Linking autotrophic activity in environmental samples with specific bacterial taxa by detection of 13 C‐labelled fatty acids

Summary A method for the detection of physiologically active autotrophic bacteria in complex microbial communities was developed based on labelling with the stable isotope 13 C. Labelling of autotrophic nitrifying, sulphur‐oxidizing and iron‐oxidizing populations was performed in situ by incubation with NaH[ 13 C]O 3 . Incorporated label into fatty acid methyl esters (FAMEs) was detected and quantified using gas chromatography‐mass spectrometry in single ion monitoring mode.
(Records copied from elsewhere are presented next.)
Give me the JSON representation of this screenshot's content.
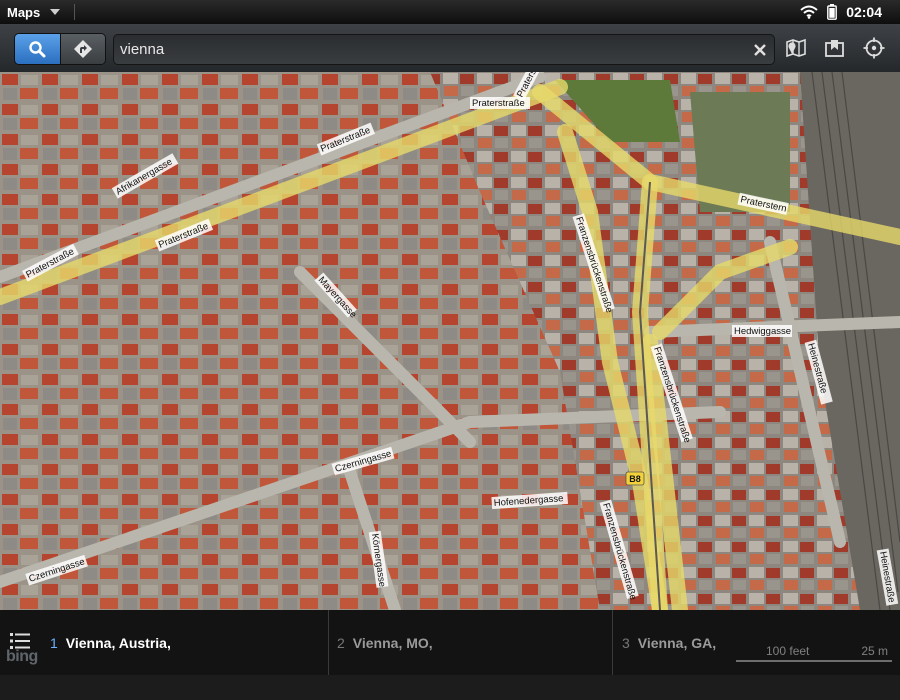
{
  "status_bar": {
    "app_name": "Maps",
    "time": "02:04"
  },
  "toolbar": {
    "search_mode_icon": "search-icon",
    "directions_mode_icon": "directions-icon",
    "search_value": "vienna",
    "clear_icon": "clear-icon",
    "right_icons": [
      "layers-icon",
      "bookmarks-icon",
      "locate-icon"
    ]
  },
  "map": {
    "street_labels": [
      "Praterstern",
      "Praterstraße",
      "Praterstraße",
      "Praterstraße",
      "Praterstraße",
      "Afrikanergasse",
      "Praterstern",
      "Franzensbrückenstraße",
      "Franzensbrückenstraße",
      "Franzensbrückenstraße",
      "Mayergasse",
      "Hedwiggasse",
      "Heinestraße",
      "Czerningasse",
      "Czerningasse",
      "Hofenedergasse",
      "Körnergasse",
      "Heinestraße"
    ],
    "route_badge": "B8",
    "accent_color": "#e7d96a"
  },
  "results": {
    "items": [
      {
        "num": "1",
        "label": "Vienna, Austria,"
      },
      {
        "num": "2",
        "label": "Vienna, MO,"
      },
      {
        "num": "3",
        "label": "Vienna, GA,"
      }
    ],
    "attribution": "bing",
    "scale_feet": "100 feet",
    "scale_m": "25 m"
  }
}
Before the analyses of different environmental samples, the protocol was evaluated in pure culture experiments. In different environmental samples a selective labelling of fatty acids demonstrated which microbial taxa were responsible for the respective chemolithoautotrophic activity. The most strongly labelled fatty acids of a sample from a sulphide treating biofilter from an animal rendering plant were cis ‐7‐hexadecenoic acid (16:1 cis7) and 11‐methyl hexadecanoic acid (16:0 11methyl), which are as‐yet not known for any sulphide‐oxidizing autotroph. The fatty acid labelling pattern of an experimental biotrickling filter sample supplied with dimethyl disulphide clearly indicated the presence and activity of sulphide‐oxidizing bacteria of the genus Thiobacillus . For a third environmental sample from an acid mining lake sediment, the assignment of autotrophic activity to bacteria of the genus Leptospirillum but not to Acidithiobacillus could be made by this method, as the fatty acid patterns of these bacteria show clear differences.